Weiterhin verzichtete Godschalk 1152 auf den bischöflichen Hofdienst und erkannte wegen seines Landrichteramtes (Regime populare) in den 6 Kirchspielen Lon, Winterswijck, Aladnon, Versnefelde, Selehem und Hengeld, sich wie andere Gografen als abhängig vom Bischof. Er war auch Herr in den Kirchspielen Groenlo, Eibergen, Neede u. Geestern.
Zwischen 1138 – 1146 bestätigt der EB von Köln, Arnold I. von Randerath (1137-51), dessen Vorfahren Vögte der Kirche in Rees waren, daß Godschalk, der Bruder des Gerhard von Loo, mit der Stiftskirche zu Rees ein Gut zu Menzelen (Alpen) tauschte.
Um 1134 / 39 befand sich der Gerichtsplatz „Hathemaresloh“ im Vorsitz eines Gottschalk. Dies bezeugten u. a. Otto von Rheineck zu Bentheim, Hermann von Calvelage und Adolf von Berge (u.a. Vogt von Kappenberg und Essen). „Hathemareslo“ liegt in der Nähe von Ibbenbüren im Kreis Tecklenburg. Im Jahre 1134 heisst es „locus pretorialis Hathemareslo“, hier war eine Dingstätte des Freigerichts der Edelherren von Ibbenbüren, deren Linie 1203 erlosch, sie trugen einen Anker im Wappen. Der Präfekt Gottschalk (1129-1177). gilt als Stammvater der Edelherren von Ibbenbüren. Ihm wurde das Herrschaftsgebiet in Ibbenbüren zugeteilt. Einer seiner Söhne war Bernard, Bischof von Paderborn (1189).
Gotschalk trouwde met Lutgard van Were.
Notitie bij Lutgard: Erfgename van het hoofdhof Lon.
III. Alardus van Wesenhorst van Lohn, geboren omstreeks 1100. Alardus is overleden na 1155, minstens 55 jaar oud.
Notitie bij Alardus: Zie ook: Adelhardus van Urk.
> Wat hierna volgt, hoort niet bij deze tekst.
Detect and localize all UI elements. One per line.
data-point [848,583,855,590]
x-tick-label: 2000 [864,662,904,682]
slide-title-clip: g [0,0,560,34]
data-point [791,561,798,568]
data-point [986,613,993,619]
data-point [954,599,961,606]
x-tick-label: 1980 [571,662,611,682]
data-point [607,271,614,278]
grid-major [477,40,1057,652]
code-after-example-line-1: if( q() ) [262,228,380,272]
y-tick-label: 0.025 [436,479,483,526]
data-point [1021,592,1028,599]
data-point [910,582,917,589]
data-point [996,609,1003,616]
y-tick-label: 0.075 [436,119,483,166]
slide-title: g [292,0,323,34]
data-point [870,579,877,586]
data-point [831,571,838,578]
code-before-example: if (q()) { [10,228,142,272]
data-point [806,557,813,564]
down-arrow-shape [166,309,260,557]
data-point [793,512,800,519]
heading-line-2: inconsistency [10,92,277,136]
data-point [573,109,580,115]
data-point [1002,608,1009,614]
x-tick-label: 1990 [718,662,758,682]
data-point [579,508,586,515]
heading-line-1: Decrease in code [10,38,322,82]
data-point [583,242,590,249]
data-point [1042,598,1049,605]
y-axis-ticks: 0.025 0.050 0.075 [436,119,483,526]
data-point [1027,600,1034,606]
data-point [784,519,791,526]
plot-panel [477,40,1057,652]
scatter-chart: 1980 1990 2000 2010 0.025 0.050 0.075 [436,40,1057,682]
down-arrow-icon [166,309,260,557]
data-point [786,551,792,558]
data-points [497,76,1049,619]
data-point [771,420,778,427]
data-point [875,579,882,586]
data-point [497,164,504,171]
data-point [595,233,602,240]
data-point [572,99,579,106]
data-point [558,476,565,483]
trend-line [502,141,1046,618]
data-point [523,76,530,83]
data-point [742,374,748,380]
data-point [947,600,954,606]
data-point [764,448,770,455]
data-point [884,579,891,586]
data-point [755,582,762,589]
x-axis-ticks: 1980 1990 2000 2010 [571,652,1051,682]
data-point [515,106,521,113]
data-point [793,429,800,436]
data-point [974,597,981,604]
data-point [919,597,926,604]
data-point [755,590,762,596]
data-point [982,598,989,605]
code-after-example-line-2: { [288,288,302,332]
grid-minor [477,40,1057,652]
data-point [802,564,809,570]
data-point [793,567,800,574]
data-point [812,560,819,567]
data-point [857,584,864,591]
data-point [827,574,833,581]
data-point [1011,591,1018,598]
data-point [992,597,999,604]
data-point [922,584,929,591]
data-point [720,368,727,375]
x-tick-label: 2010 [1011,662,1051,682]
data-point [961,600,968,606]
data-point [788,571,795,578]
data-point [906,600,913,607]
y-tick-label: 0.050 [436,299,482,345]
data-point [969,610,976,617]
Heer van Wesenthorst, van Varsseveld en van Heiden, 1145-1163.
1145; "Allardus de Wissenhurst et frater Winemarus" zijn getuigen in een oorkonde waarin keizer Koenraad III de schenking bekrachtigd van de gouwen Westergo en Oostergo aan de kerk van Utrecht. Getuigen Hendrik graaf van Gelre, Godfried van Arnsberg en zijn broer graaf Herman, Dirk van Altena, Adelbert graaf van Novenich, Godfried prefect van Neurenberg, Rotbert graaf van Lurenburg, Godfried van Rijn en zijn broer Hugo, Gijsbert de zoon van advocaat Hugo, Gerard van Marten (Malsen?), Alard van Megen, Jordanus van Windesheim, Godfried van Wekene, Peregrinus van Campfeld, Litardus van Diepenheim, Alardus van Wisenhurst en zijn broer Werneboldus, Willem graaf van Goor, Rudolf de Wia, Otto van Malberg, Everhard Crichelman, Hendrik van Papenheim onze maarschalk, Hendrik Freso en zijn broer Wicher, Hendrik van Boningen, Arnold van Rodenburg, etc.
1155; Alardo de Wisenthurst; Winemar van Tideham; Dirk van Altena, Hugo Buter als vrije mannen getuigen met de dienstmannen Alberone, Diederik, Gerard, kastelein Otto, schulte Werner, maarschalk Gijsbert, cappellario Lubbert, Ulrik en Meinzone (Menso) in een oorkonde van bisschop Herman van Horne die de parochianen van Lopik bevestigd in het bezit van land voor de aanleg van een kanaal naar de Ijssel met sluis.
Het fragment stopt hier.